Researchers actually call these exceptionally important fish "big, old, fat, fertile, female fish," or BOFFFFs for short. Once you get over the fact that experts are actually using such an insanely long acronym in a serious manner, you're likely to wonder, "wait, so why do they need old fish?"

According to Mark Hixon of the University of Hawai'i at Mānoa, it all comes down to something called "size and age truncation."

"Information on many different kinds of freshwater and marine fish tell the same story," he said in a statement. "The loss of big fish decreases the productivity and stability of fishery stocks."

According to the researcher, it has long been known that the bigger the female, the more eggs she can produce in one breeding season. For example, in Hawai'i, a 27-inch bluefish produces 84 times more eggs than one half its size. That's a massive difference in reproductive potential.

And, according to Hixon, fish don't age like humans, they just grow and grow.
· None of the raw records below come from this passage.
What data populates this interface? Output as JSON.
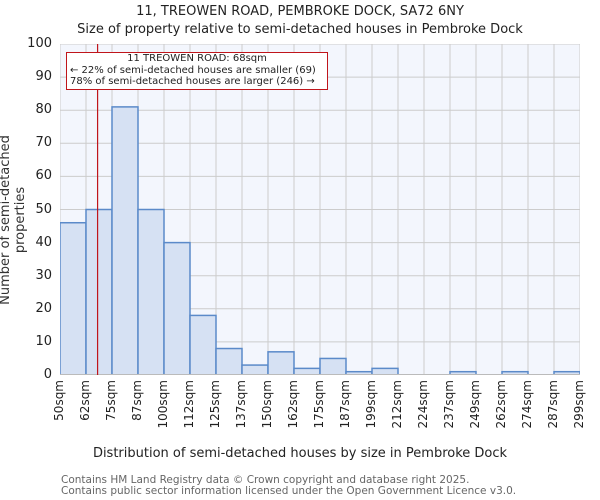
{
  "header": {
    "title": "11, TREOWEN ROAD, PEMBROKE DOCK, SA72 6NY",
    "subtitle": "Size of property relative to semi-detached houses in Pembroke Dock"
  },
  "annotation": {
    "line1": "11 TREOWEN ROAD: 68sqm",
    "line2": "← 22% of semi-detached houses are smaller (69)",
    "line3": "78% of semi-detached houses are larger (246) →"
  },
  "footer": {
    "line1": "Contains HM Land Registry data © Crown copyright and database right 2025.",
    "line2": "Contains public sector information licensed under the Open Government Licence v3.0."
  },
  "colors": {
    "bar_fill": "#d6e1f3",
    "bar_stroke": "#5b8ac9",
    "marker": "#c0151b",
    "plot_bg": "#f3f6fd",
    "grid": "#cccccc"
  },
  "chart_data": {
    "type": "bar",
    "title": "11, TREOWEN ROAD, PEMBROKE DOCK, SA72 6NY",
    "subtitle": "Size of property relative to semi-detached houses in Pembroke Dock",
    "xlabel": "Distribution of semi-detached houses by size in Pembroke Dock",
    "ylabel": "Number of semi-detached properties",
    "categories": [
      "50sqm",
      "62sqm",
      "75sqm",
      "87sqm",
      "100sqm",
      "112sqm",
      "125sqm",
      "137sqm",
      "150sqm",
      "162sqm",
      "175sqm",
      "187sqm",
      "199sqm",
      "212sqm",
      "224sqm",
      "237sqm",
      "249sqm",
      "262sqm",
      "274sqm",
      "287sqm",
      "299sqm"
    ],
    "values": [
      46,
      50,
      81,
      50,
      40,
      18,
      8,
      3,
      7,
      2,
      5,
      1,
      2,
      0,
      0,
      1,
      0,
      1,
      0,
      1
    ],
    "ylim": [
      0,
      100
    ],
    "yticks": [
      0,
      10,
      20,
      30,
      40,
      50,
      60,
      70,
      80,
      90,
      100
    ],
    "grid": true,
    "marker": {
      "x": 68,
      "label": "11 TREOWEN ROAD: 68sqm"
    }
  }
}
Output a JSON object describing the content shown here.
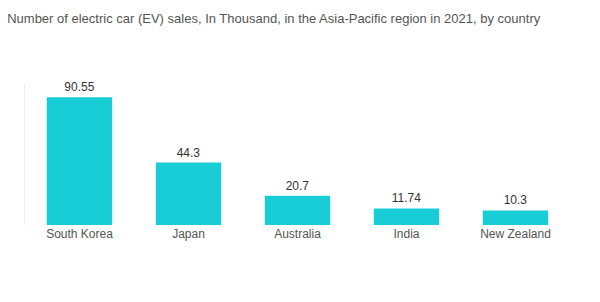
{
  "chart_data": {
    "type": "bar",
    "title": "Number of electric car (EV) sales, In Thousand, in the Asia-Pacific region in 2021, by country",
    "categories": [
      "South Korea",
      "Japan",
      "Australia",
      "India",
      "New Zealand"
    ],
    "values": [
      90.55,
      44.3,
      20.7,
      11.74,
      10.3
    ],
    "color": "#19cdd7",
    "ylim": [
      0,
      100
    ],
    "grid": false,
    "data_labels": true,
    "tick_labels": "x"
  }
}
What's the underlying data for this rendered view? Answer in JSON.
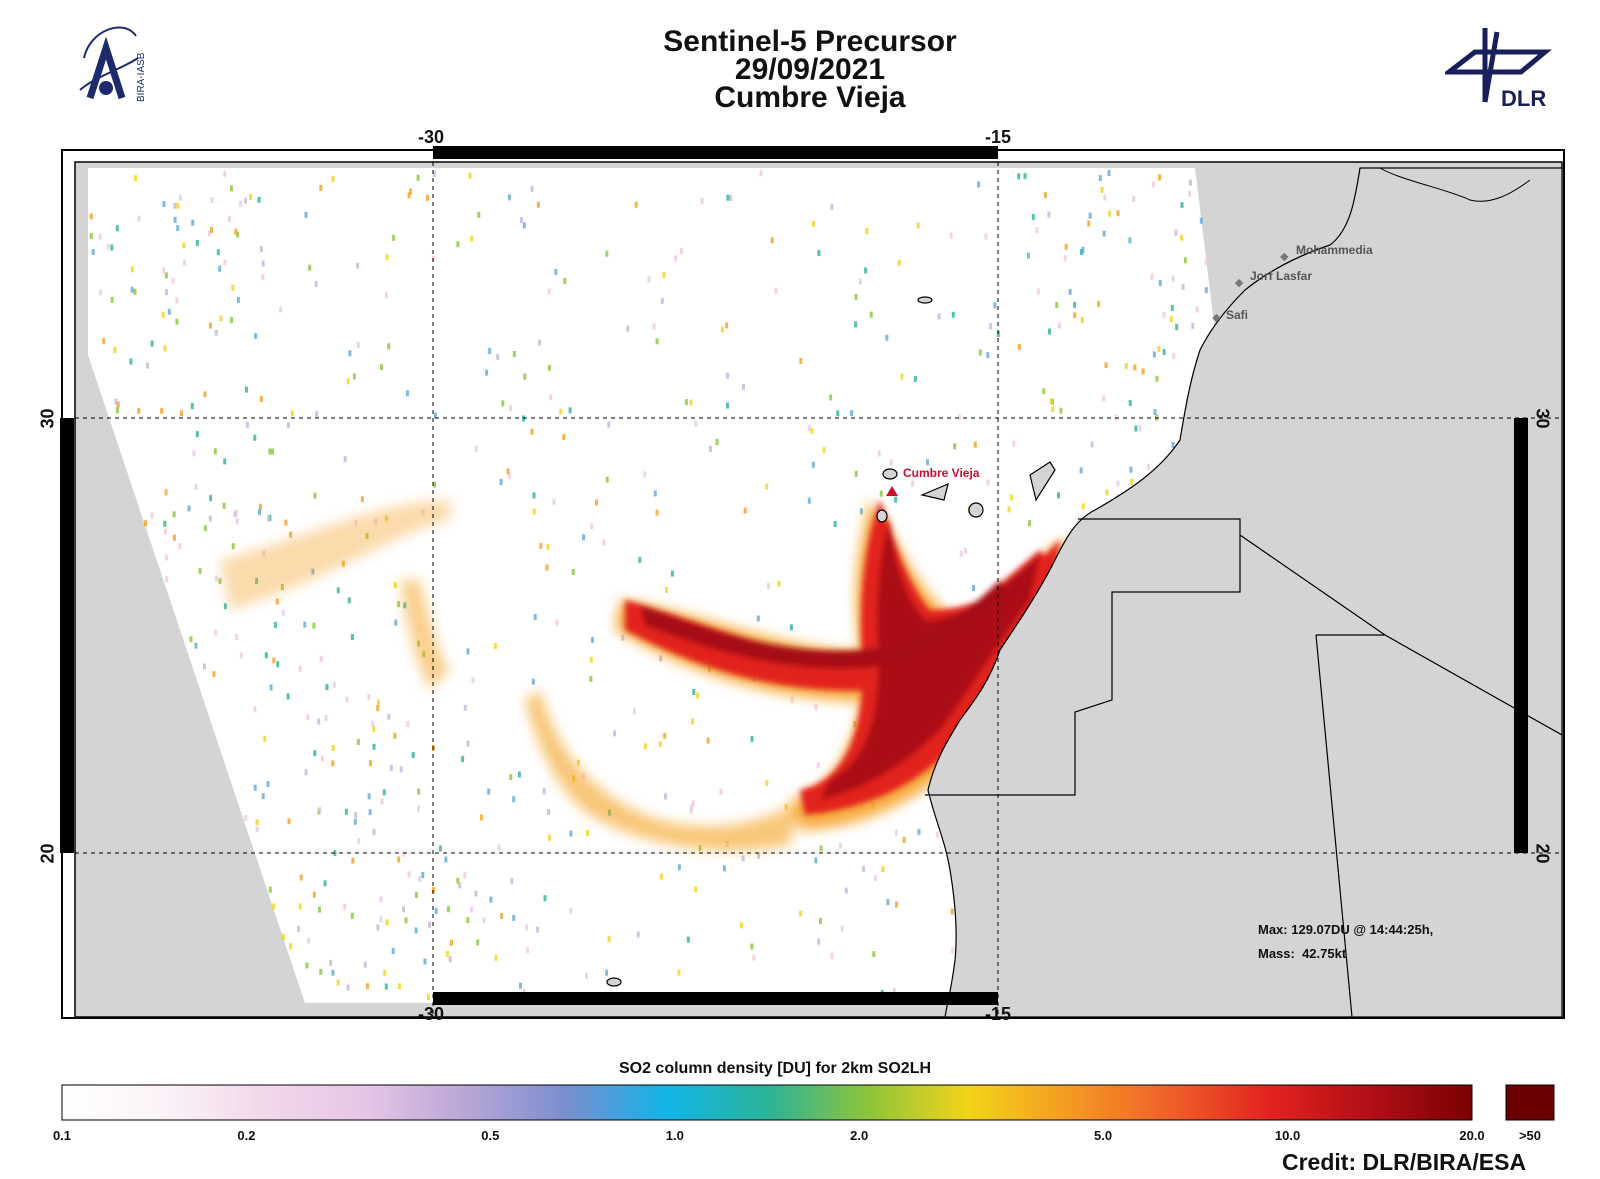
{
  "title": {
    "line1": "Sentinel-5 Precursor",
    "line2": "29/09/2021",
    "line3": "Cumbre Vieja"
  },
  "logos": {
    "left_text": "BIRA-IASB",
    "right_text": "DLR"
  },
  "map": {
    "lon_ticks": [
      {
        "value": -30,
        "label": "-30"
      },
      {
        "value": -15,
        "label": "-15"
      }
    ],
    "lat_ticks": [
      {
        "value": 30,
        "label": "30"
      },
      {
        "value": 20,
        "label": "20"
      }
    ],
    "places": [
      {
        "name": "Mohammedia",
        "lon": -7.4,
        "lat": 33.7
      },
      {
        "name": "Jorf Lasfar",
        "lon": -8.6,
        "lat": 33.1
      },
      {
        "name": "Safi",
        "lon": -9.2,
        "lat": 32.3
      }
    ],
    "volcano": {
      "name": "Cumbre Vieja",
      "lon": -17.8,
      "lat": 28.6,
      "color": "#c8102e"
    },
    "stats": {
      "max_line": "Max: 129.07DU @ 14:44:25h,",
      "mass_line": "Mass:  42.75kt"
    },
    "colors": {
      "land": "#d4d4d4",
      "plume_core": "#a50f15",
      "plume_edge": "#f4a020"
    }
  },
  "colorbar": {
    "title": "SO2 column density [DU] for 2km SO2LH",
    "tick_labels": [
      "0.1",
      "0.2",
      "0.5",
      "1.0",
      "2.0",
      "5.0",
      "10.0",
      "20.0"
    ],
    "over_label": ">50",
    "over_color": "#6b0000",
    "stops": [
      "#ffffff",
      "#fbf3f8",
      "#f2d8ea",
      "#e6c6e6",
      "#b9a6d6",
      "#7a8ed0",
      "#12b5e6",
      "#2bb39a",
      "#8cc43b",
      "#f2d41a",
      "#f49a22",
      "#f0602a",
      "#e2221f",
      "#b10f16",
      "#7a0000"
    ]
  },
  "credit": "Credit: DLR/BIRA/ESA"
}
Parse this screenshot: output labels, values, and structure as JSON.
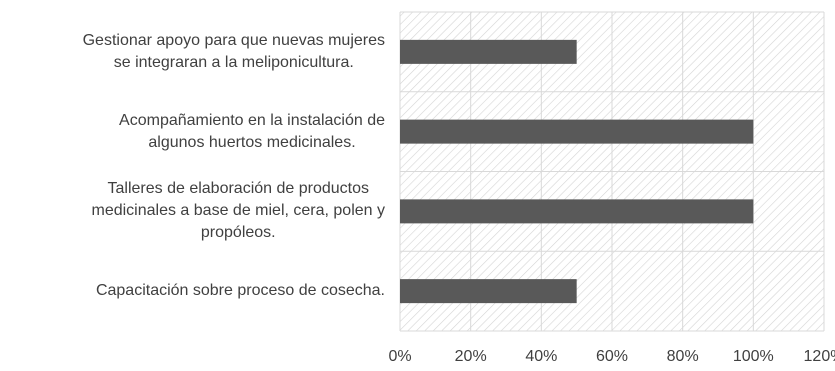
{
  "chart_data": {
    "type": "bar",
    "orientation": "horizontal",
    "categories": [
      [
        "Gestionar apoyo para que nuevas mujeres",
        "se integraran a la meliponicultura."
      ],
      [
        "Acompañamiento en la instalación de",
        "algunos huertos medicinales."
      ],
      [
        "Talleres de elaboración de productos",
        "medicinales a base de miel, cera, polen y",
        "propóleos."
      ],
      [
        "Capacitación sobre proceso de cosecha."
      ]
    ],
    "values": [
      0.5,
      1.0,
      1.0,
      0.5
    ],
    "xlim": [
      0,
      1.2
    ],
    "xticks": [
      "0%",
      "20%",
      "40%",
      "60%",
      "80%",
      "100%",
      "120%"
    ],
    "title": "",
    "xlabel": "",
    "ylabel": "",
    "grid": true,
    "plot_background": "diagonal-hatch",
    "colors": {
      "bar": "#595959",
      "grid": "#d9d9d9",
      "hatch": "#d4d4d4"
    }
  }
}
Additionally, "larger fish can produce better quality eggs that hatch into young that grow and survive better than young from smaller females," he said.

Instead of youngsters being the legacy of a fishery, it's up to these less productive fish to try to find new times and places to spawn and grow into BOFFFFs themselves, added co-author Darren Johnson.

"[This] increases the odds that some young will find favorable environments in an unpredictable ocean," he explained.

These results and others were detailed in special issue of the ICES Journal of Marine Science dedicated to the memory of Johan Hjort, a Norwegian fisheries scientist who was one of the first scientists to identify some of these unusual and incredibly important factors of fish population change.